Sure, that’s another weird edge case, but worth noting.
Also, I think it would be useful to lay people, and not just DNS experts, to clarify whether this vulnerability existed only with domains registered outside CF, and not with domains registered with CF, ignoring the never-reuse-nameservers fix now applied by CF according to @Woutifier
@cameronelliott Based on my testing, I believe domains registered with Cloudflare but then removed could be exploited, too. I did extensive testing as part of the report I submitted to their bug bounty program (which was denied at the time).
I had a quick search through our internal ticket system but couldn't find your report unfortunately (to be fair the search functionality isn't great), not sure if our team actually saw that or if it stranded somewhere else.
Excluding the current nameservers was implemented some time last year.
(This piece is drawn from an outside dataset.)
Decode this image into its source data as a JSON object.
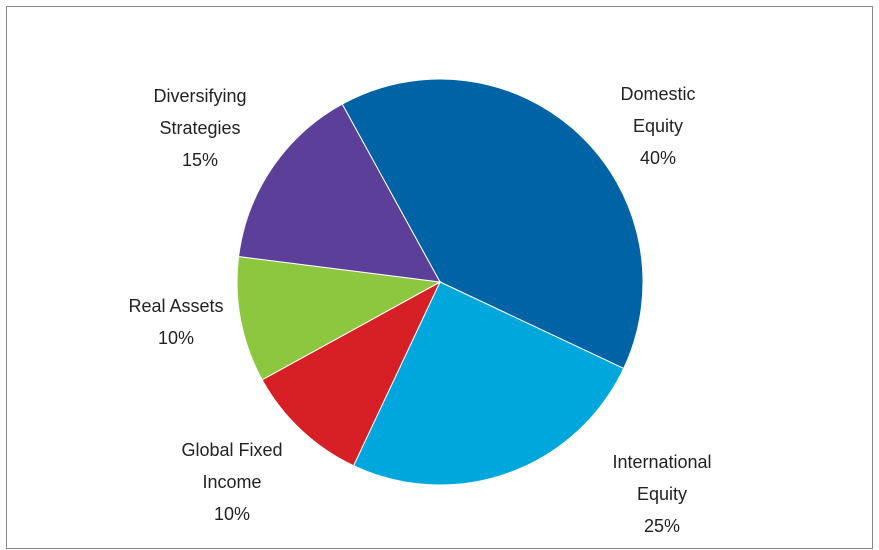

Mainly as part of work done in response to this paper. Note that it doesn't exclude all nameservers a domain has ever used, just the ones that are currently authoritative.
With regards to domains registered through Cloudflare Registrar, that's a different team so I'm not 100% up to date, but in principle the zones associated with those domains should not be deleted (and thus never be dangling) as long as the domain is active. I do believe this may have been possible to do at some point.
@Woutifier Thanks for checking. I'm not surprised it's not there. I submitted my report in June 2021, but the bug bounty management team basically refused to pass it onto the Cloudflare team for a while. Supposedly someone from Cloudflare eventually saw it, but I can't be sure.
I'm honestly just glad this finally got fixed.